Different Methods for Extracting JSON with R

R
JSON
Author
Affiliation

Steven Carter

Published

March 6, 2025

Modified

March 6, 2025

For the past month or so I have been working with nested JSON data. I wanted to find the fastest strategy for data extraction. My initial attempt was using the tidyverse. I was put off by the time this took to run. Next, I tried using data.table which I am fairly unfamiliar with.

I was reading up on other methods and came across a post from Martin Morgan. He is the author of rjsoncons. His post covered the use of DuckDB for reading JSON which was quite performant.

While sick today I went through the same operation with each approach.

The JSON file I’ll be using is from a NCAA basketball game and is located here. I’m not sure how the performance of these different approaches will vary depending on the structure of the JSON file.

if (!file.exists("boxscore.json")) {
    download.file(
        "https://data.ncaa.com/casablanca/game/6351263/boxscore.json", 
        destfile = "boxscore.json"
    )
}

{tidyverse} Approach

This is the easiest to understand method in my opinion. It simply reads the JSON file using jsonlite, pulls out some metadata about the teams, pulls out some player statistics, and joins them together. It returns a tibble.

tidyverse_style <- function() {
    j <- fromJSON("boxscore.json")

    stats <- j$teams |> 
        tibble() |> 
        select(teamId, playerStats) |> 
        unnest(playerStats) |> 
        mutate(teamId = as.character(teamId))
  
    full_join(
        j$meta$teams, 
        stats, 
        by = join_by(id == teamId)
    )
}

{data.table} Approach

The process here is essentially the same as above. This however returns a data.frame.

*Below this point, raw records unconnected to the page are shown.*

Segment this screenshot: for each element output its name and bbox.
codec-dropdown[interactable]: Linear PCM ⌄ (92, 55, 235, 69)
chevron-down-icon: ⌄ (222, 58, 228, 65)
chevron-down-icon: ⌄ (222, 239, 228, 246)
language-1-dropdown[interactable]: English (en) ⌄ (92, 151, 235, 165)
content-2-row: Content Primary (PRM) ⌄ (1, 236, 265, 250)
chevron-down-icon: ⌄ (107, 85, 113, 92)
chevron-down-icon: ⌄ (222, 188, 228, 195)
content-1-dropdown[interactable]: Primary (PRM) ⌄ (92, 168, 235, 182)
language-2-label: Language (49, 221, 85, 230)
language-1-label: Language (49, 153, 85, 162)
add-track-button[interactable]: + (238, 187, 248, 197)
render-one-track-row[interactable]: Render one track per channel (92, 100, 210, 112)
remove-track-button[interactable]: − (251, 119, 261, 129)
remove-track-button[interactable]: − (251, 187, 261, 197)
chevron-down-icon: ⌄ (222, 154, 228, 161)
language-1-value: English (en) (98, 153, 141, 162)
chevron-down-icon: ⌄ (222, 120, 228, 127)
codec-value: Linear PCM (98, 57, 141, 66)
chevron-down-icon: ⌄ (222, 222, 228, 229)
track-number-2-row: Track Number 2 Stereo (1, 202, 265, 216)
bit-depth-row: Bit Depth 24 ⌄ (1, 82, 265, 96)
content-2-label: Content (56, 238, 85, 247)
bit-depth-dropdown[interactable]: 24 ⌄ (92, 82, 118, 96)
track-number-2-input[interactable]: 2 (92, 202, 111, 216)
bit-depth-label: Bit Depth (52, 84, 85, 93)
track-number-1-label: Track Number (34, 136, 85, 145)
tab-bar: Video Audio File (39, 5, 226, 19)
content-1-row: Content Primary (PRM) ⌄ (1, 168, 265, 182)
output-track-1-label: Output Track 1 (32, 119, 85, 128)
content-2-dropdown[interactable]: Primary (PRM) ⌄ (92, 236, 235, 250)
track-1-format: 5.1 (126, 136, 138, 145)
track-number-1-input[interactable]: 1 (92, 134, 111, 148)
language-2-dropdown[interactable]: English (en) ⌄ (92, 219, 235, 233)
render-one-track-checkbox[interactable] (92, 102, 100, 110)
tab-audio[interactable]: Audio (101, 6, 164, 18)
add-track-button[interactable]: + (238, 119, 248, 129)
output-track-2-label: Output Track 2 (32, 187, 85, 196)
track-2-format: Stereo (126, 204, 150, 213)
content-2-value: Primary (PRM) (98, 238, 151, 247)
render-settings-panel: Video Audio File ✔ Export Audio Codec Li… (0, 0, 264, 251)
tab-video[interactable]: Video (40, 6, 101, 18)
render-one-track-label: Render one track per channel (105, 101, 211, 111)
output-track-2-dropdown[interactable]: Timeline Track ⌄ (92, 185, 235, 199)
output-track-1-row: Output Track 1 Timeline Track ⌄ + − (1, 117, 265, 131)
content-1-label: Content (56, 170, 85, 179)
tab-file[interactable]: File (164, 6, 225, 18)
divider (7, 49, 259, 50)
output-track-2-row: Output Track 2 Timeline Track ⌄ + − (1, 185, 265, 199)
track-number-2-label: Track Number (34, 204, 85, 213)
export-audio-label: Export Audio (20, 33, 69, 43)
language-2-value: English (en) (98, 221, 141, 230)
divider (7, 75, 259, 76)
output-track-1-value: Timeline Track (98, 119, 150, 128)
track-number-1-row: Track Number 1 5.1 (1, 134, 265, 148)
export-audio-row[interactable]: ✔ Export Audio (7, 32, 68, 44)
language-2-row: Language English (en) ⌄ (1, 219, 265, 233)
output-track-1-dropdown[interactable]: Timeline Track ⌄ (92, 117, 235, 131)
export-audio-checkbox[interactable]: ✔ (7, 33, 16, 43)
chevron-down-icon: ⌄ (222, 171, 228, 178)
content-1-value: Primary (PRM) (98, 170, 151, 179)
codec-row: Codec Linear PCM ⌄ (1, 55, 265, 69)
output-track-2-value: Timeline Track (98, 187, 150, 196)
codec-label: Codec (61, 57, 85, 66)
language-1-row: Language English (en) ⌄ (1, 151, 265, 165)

data.table_style <- function() {
    j <- fromJSON("boxscore.json")

    teams <- data.table(j$teams)[, .(
        teamId = as.character(teamId),
        rbindlist(playerStats)
    )]
  
    return(
        merge(
            j$meta$teams,
            teams, 
            by.x = "id",
            by.y = "teamId"
        ) |> 
            setnames("id", "teamId")
    )
}

DuckDB Approach

For DuckDB we need to load up an in-memory database. Also, we have to install and load the JSON extension for DuckDB.

This also returns a data.frame.

con <- dbConnect(duckdb())

dbExecute(con, "INSTALL json")
dbExecute(con, "LOAD json")
duck_style <- function() {
    dbGetQuery(
        con, 
        "
        with raw as (select meta, teams from 'boxscore.json'),
        meta as (select unnest(meta.teams, recursive := true) from raw),
        teams_large as (select unnest(teams) as team from raw),
        teams as (
            select
                team.teamId::VARCHAR as teamId,
                unnest(team.playerStats, recursive := true)
            from teams_large
        )
        select * exclude meta.id
        from meta, teams
        where meta.id = teams.teamId
        "
    )
}

Benchmark

results <- microbenchmark::microbenchmark(
  duck  = duck_style(),
  tidy  = tidyverse_style(),
  dt    = data.table_style(),
  times = 100
)
Figure 1
Note

In my testing with a standard R script, DuckDB came out about 7ms faster than the tidy approach. I’m not sure what the difference is.

We see that data.table is the clear winner here with times below 10ms. DuckDB looks to be the most consistent.

There are probably some more optimizations that I am not seeing, but this is what I can up with in a few hours.